People are just people
People have limited attention spans. Nothing has changed there. People still react to external stimuli, like ringing phones, alarm clocks, notification sounds and message alerts. In fact, one of the founders of Facebook has claimed Mark Zuckerberg designed Facebook to exploit human weaknesses. Social media itself is built around principles of human behaviour.
English language principles
I remember learning basic language principles in school. We learned principles about grammar and punctuation. Specific rules which we could apply to everything written in the English language. One such rule, I recall, was “I before E, except after C”. Instead of recalling every word in the language and whether or not a rule applies, I simply compared the word in question to that basic principle.
Spanish language principles
In high school, I read a great book called ‘Accelerated Learning for the 21st Century‘. In the chapter, Mastering a Foreign Language, Rose and Nichol explain similarities between English and Spanish.

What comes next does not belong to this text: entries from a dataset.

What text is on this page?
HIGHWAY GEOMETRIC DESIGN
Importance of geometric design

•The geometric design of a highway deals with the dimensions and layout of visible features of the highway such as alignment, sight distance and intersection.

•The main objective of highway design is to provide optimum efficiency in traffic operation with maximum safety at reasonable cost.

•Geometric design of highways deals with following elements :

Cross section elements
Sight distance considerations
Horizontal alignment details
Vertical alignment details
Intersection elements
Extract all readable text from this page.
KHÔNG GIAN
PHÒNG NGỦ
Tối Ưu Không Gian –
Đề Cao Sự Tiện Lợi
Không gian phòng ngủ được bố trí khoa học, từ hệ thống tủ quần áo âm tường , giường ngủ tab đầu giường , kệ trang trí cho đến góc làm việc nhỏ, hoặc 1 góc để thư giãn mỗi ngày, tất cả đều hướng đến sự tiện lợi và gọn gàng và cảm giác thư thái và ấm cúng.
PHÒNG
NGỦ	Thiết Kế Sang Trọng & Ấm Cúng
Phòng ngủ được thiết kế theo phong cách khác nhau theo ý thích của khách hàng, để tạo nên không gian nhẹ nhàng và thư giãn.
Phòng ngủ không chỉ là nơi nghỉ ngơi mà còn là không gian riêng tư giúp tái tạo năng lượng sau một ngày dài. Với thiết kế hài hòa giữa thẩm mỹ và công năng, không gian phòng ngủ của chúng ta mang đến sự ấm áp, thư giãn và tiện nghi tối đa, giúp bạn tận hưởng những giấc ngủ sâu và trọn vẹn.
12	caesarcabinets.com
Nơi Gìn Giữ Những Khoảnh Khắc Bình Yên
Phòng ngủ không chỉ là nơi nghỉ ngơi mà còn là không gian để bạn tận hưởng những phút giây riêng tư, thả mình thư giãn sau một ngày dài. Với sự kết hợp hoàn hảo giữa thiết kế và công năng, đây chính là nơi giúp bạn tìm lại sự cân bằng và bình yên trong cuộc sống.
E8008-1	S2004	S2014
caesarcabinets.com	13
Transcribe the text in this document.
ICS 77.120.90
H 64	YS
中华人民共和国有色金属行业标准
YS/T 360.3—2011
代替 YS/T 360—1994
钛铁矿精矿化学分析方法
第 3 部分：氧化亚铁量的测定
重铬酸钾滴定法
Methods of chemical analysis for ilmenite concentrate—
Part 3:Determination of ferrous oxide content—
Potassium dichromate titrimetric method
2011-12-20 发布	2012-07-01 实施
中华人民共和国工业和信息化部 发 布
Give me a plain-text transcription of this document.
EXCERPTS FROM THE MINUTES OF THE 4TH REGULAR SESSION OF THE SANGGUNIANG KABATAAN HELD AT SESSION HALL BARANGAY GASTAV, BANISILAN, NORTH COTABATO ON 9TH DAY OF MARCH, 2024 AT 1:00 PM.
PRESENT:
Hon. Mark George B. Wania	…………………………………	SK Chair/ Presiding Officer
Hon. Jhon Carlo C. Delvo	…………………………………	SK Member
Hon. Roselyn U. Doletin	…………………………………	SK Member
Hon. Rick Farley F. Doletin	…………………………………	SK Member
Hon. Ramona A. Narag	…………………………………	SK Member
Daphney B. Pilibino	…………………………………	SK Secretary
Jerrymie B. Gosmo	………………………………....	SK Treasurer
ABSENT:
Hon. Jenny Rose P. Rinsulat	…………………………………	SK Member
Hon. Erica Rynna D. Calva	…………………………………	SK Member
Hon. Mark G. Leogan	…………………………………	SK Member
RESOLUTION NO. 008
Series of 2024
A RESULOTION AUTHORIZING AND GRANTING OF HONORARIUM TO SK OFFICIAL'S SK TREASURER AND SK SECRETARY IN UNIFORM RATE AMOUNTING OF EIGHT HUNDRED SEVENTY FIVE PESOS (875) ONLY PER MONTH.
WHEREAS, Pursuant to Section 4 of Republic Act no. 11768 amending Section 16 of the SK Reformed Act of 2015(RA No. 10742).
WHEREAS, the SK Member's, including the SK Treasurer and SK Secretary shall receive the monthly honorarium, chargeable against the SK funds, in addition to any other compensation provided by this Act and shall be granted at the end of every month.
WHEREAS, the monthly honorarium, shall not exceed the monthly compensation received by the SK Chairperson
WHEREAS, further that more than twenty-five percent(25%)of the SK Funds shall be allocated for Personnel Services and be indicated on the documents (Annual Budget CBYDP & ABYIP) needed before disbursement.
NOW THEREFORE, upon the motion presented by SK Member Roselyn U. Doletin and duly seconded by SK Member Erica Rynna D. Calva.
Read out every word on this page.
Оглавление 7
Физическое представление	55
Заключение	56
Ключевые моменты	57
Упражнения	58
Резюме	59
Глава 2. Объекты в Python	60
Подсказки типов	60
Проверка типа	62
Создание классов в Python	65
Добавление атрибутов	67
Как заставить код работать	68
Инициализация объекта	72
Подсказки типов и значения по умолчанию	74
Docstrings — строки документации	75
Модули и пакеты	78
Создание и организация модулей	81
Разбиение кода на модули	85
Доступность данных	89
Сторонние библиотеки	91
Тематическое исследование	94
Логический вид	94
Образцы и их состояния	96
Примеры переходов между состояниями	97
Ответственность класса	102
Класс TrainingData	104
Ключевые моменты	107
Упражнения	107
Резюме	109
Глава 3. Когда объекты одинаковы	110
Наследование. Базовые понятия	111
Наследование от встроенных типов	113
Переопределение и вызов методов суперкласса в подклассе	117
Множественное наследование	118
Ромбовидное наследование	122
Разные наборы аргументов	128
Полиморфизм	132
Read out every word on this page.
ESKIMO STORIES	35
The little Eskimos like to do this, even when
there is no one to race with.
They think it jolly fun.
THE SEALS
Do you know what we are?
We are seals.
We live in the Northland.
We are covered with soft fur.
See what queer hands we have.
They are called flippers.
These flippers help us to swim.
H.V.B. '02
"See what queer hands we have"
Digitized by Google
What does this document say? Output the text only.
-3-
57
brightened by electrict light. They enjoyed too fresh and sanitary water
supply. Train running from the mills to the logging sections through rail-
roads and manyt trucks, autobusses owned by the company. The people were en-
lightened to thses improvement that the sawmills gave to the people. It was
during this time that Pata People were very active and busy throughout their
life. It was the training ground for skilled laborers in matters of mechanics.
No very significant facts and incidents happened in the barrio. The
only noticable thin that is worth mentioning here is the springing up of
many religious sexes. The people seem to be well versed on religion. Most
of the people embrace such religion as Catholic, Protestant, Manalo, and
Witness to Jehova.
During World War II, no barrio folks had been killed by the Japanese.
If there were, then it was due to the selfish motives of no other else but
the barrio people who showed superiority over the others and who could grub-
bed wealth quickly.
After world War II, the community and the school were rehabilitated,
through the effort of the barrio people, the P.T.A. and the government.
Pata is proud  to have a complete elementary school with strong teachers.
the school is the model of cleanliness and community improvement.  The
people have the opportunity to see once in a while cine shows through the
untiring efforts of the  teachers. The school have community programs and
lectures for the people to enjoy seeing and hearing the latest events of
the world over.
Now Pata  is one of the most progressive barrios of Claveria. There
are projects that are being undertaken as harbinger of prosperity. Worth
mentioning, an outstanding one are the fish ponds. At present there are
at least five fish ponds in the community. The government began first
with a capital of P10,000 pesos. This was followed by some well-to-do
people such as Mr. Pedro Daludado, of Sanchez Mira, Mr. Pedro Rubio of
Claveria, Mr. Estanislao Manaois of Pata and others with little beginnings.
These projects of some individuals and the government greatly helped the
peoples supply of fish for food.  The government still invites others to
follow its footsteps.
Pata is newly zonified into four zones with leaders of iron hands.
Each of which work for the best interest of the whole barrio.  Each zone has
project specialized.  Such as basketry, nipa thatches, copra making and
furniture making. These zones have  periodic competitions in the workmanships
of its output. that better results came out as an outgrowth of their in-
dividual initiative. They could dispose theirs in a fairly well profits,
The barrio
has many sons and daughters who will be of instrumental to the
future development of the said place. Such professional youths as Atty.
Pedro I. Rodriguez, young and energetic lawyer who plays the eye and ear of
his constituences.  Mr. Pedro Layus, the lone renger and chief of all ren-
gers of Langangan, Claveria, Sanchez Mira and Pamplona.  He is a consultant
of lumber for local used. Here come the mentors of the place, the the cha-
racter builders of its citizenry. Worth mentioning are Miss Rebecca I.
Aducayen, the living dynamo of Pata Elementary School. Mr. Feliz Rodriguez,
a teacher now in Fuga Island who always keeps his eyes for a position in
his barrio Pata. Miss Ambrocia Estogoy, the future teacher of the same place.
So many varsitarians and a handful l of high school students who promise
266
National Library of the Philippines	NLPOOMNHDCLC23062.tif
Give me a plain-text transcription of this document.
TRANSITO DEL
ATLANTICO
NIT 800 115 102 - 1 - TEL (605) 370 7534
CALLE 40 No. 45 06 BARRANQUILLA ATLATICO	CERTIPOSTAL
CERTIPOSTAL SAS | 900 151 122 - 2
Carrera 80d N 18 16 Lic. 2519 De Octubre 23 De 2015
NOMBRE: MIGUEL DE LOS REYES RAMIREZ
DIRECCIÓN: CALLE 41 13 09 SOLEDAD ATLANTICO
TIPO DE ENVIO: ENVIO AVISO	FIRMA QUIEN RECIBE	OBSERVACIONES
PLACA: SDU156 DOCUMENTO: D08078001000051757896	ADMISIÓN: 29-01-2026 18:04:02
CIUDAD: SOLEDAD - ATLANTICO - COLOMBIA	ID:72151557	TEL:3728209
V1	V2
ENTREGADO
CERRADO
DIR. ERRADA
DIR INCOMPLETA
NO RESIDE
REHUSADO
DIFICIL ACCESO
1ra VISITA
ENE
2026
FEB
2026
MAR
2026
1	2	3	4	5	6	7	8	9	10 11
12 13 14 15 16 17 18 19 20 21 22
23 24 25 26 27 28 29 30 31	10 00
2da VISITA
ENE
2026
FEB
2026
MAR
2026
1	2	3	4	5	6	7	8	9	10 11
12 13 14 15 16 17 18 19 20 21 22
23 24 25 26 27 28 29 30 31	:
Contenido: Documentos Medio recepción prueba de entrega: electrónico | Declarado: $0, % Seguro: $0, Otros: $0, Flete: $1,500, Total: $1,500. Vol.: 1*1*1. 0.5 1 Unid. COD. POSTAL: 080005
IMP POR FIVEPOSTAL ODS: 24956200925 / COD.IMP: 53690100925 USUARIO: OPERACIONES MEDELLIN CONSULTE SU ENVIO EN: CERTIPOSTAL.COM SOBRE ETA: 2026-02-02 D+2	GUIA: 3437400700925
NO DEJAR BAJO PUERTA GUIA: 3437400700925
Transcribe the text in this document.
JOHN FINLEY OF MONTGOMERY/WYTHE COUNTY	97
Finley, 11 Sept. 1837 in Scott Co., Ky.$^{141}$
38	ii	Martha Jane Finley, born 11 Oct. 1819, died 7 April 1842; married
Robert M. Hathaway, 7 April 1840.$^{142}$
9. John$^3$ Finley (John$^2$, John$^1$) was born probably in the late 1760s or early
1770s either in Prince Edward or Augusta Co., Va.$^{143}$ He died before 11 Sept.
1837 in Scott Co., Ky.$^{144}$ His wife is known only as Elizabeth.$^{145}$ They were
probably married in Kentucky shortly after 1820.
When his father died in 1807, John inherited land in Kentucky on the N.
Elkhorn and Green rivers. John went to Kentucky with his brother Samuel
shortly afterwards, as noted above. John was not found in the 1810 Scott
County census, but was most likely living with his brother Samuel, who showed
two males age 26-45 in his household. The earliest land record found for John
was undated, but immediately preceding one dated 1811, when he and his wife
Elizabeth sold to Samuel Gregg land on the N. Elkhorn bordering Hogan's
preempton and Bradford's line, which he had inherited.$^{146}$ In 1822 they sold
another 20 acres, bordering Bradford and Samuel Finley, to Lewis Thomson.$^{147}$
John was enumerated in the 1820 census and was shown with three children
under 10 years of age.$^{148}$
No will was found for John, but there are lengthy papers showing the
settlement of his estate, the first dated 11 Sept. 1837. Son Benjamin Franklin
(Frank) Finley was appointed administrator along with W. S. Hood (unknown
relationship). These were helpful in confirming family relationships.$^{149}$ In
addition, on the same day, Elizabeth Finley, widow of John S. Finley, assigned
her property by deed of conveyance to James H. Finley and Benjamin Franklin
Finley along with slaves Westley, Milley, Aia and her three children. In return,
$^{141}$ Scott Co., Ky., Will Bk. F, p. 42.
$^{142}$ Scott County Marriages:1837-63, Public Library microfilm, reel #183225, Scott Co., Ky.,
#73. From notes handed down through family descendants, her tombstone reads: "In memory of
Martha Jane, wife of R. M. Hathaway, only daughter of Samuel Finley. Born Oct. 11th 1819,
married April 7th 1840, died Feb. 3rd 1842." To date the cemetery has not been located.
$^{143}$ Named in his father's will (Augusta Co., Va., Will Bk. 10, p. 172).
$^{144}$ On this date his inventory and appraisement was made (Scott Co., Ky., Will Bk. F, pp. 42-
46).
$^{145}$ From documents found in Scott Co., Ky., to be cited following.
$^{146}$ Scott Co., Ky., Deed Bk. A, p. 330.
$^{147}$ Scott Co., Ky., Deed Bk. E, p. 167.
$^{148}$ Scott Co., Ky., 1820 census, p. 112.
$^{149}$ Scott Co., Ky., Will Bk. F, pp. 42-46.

Rose and Nichol developed 26 fundamental principles, which allow any English speaker to immediately understand thousands of Spanish words. For example ‘beber‘ is similar to ‘beverage‘, however, ‘b‘s’ are often used in exchange for ‘v‘s’ in European Languages. So, you don’t need to know the specific method for every word. Just the principle.
Time management principles
These days I teach time management and productivity. You guessed it! The methods I teach are based on a handful of time tested principles. Very recently I wrote about The 80 20 Principle, which I apply to almost everything I do.
Learn principles, then methods
Everything has principles. Cooking does. Gardening does (my family might pull me up on that one -I don’t exactly have a green thumb). Business does.
Before you concern yourself with latest trends and specific methods, first concern yourself with basic principles. Remember, everything you learn has basic principles, which evolve slowly, if at all. Learn the few laws that apply to your discipline, then you can select your own methods.